It’s 9.30a.m. and 11 degrees at Yuen Long MTR station in Hong Kong. And there are a lot of men in tights. Super hero convention?
Upon closer inspection, these tights are footless. Eighties appreciation society?
No, Yuen Long is the man muster point for Sunday warriors. These guys are cyclists and runners.
I am there waiting for hiking friends, though tightless.
The Sunday warriors are not entirely comfortable in their man tights. There is discreet pulling at gussets under their shorts. Some frustration that protein bar crumbs stick to the tights’ fabric and defy being easily brushed off. Some worry that drips from an isotonic sports drink will mark the fabric and some irony that utilitarian water is required to dab these stains-to-be.
We all go about out sporting activities for the day. Later that night, I wonder if the Sunday warriors are putting their man tights in the wash. Are they in a tangle? A man-tight-tangle?
A few days later, I ask a male friend about this new fashion for man tights. He bristles. ‘They are compression tights,’ he says.
Compression tights? What new ‘hosiery-for-
him’ is this? I Sherlock it (seeing as we are using cool man expressions instead of normal words).
My investigations discover ‘compression tights’ have heroic sporting attributes. They are part-Olympian, part-lycra. In reviews on blogs, men write of their legs going from ‘slack to firm, without any flexing’ then go on to marvel at how ‘sleek and aerodynamic’ they look in their compression tights.
The claims of sports retailers are yet more red-blooded. ‘Compression tights deliver power and stamina.’ They ‘focus your muscles’. I wonder if these tights are legal.
Here comes the rub, guys. Well, the other rub. In tights departments across the world, women – and inevitably the one man who is bizarrely there with his wife or girlfriend – know very well about the existence of shaper tights and slimming leggings. They promise to tame our tummies and tone our pear-shaped bottoms. Sunday warriors – say hello to what your compression tights actually are. They are a ‘nom de guerre’ for slimming tights targeting your man-problem areas. Sure, thigh-slayers. Conquistadors of your glutes and guts. But slimming tights nonetheless.

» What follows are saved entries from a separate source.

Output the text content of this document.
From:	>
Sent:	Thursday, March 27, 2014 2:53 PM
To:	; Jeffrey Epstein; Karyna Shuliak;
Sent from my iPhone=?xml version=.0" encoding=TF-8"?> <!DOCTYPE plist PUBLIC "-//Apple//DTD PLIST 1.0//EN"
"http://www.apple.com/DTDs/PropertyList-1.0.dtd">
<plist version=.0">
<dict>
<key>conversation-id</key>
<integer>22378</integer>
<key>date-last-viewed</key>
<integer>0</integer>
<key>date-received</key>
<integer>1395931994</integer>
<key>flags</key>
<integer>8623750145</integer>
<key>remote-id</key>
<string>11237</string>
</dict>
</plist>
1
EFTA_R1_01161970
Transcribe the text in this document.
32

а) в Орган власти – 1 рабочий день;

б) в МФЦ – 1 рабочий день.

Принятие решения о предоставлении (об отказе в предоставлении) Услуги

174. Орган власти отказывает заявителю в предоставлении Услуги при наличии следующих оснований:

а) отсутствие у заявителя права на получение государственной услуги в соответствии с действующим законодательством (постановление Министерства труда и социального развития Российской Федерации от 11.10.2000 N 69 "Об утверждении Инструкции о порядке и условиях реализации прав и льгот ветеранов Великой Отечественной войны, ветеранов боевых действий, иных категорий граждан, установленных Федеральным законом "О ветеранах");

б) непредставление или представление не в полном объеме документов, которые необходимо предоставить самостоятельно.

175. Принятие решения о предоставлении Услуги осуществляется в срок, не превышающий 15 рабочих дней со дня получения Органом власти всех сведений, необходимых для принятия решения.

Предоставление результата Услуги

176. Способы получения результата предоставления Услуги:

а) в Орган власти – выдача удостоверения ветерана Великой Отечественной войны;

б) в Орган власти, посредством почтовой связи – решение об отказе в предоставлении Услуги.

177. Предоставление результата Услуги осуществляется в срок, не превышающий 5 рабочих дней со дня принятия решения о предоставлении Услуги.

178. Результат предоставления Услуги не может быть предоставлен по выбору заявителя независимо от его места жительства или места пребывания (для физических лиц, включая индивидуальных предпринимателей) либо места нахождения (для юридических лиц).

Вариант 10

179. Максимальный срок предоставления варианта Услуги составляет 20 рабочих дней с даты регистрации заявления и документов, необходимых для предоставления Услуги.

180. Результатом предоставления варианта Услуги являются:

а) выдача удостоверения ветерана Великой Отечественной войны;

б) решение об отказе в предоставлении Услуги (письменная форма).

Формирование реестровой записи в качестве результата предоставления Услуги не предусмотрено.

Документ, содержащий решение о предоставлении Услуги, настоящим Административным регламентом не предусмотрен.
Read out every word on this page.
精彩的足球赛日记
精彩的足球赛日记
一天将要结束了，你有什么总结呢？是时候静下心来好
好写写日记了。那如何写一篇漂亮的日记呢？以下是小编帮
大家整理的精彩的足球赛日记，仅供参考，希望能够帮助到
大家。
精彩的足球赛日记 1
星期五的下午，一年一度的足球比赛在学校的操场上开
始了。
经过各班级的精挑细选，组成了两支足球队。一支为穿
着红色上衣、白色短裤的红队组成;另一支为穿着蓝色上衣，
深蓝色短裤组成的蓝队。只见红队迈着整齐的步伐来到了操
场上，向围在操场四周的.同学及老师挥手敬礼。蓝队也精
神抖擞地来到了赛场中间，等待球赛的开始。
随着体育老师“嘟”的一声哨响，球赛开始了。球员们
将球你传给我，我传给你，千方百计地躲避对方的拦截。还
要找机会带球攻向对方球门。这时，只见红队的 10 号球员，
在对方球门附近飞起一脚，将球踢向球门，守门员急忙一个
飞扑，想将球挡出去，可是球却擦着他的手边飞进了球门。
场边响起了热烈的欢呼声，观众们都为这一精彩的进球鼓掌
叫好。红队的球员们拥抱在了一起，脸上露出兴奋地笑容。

And be aware, blokes, these are gateway slimming garments. Spanx are knickers that hold your stomach in, and you’re not that far away from a shopping trip for ‘compression sports shorts’, are you? Or a ‘compression sports vest’ which, you will deny with fury, would actually be a garment to pull in your torso, which would make it… a man corset?
Hey, I’d be happy to leave you to romp around in your compression gear, except for one thing: there is a dividend of giving clothes fancy names and claims, and the implications of aggrandizing apparel is evident on the hangers of sport stores. Exercise clothes are now enormously expensive because of the extra skills they have amassed.
A recent search for a basic hoodie led me to several audible expulsions of air – good cardio, shopping, – after seeing the price. HKD669 for a top in Adidas?
How come so expensive, I asked. ‘It’s attire for my pre-game zone,’ I was told, being further directed to the inspirational quotes from athletes in different languages in the lining. I don’t need encouragement by my armpit. Nor do I want to pay for it.
Sunday warriors, it is rare I invite men into the ladies’ underwear department. But most of you are small-boned Asian guys. Just buy actual shaper tights and female Spanx – and save us all from a manflationary effect on the price of exercise gear.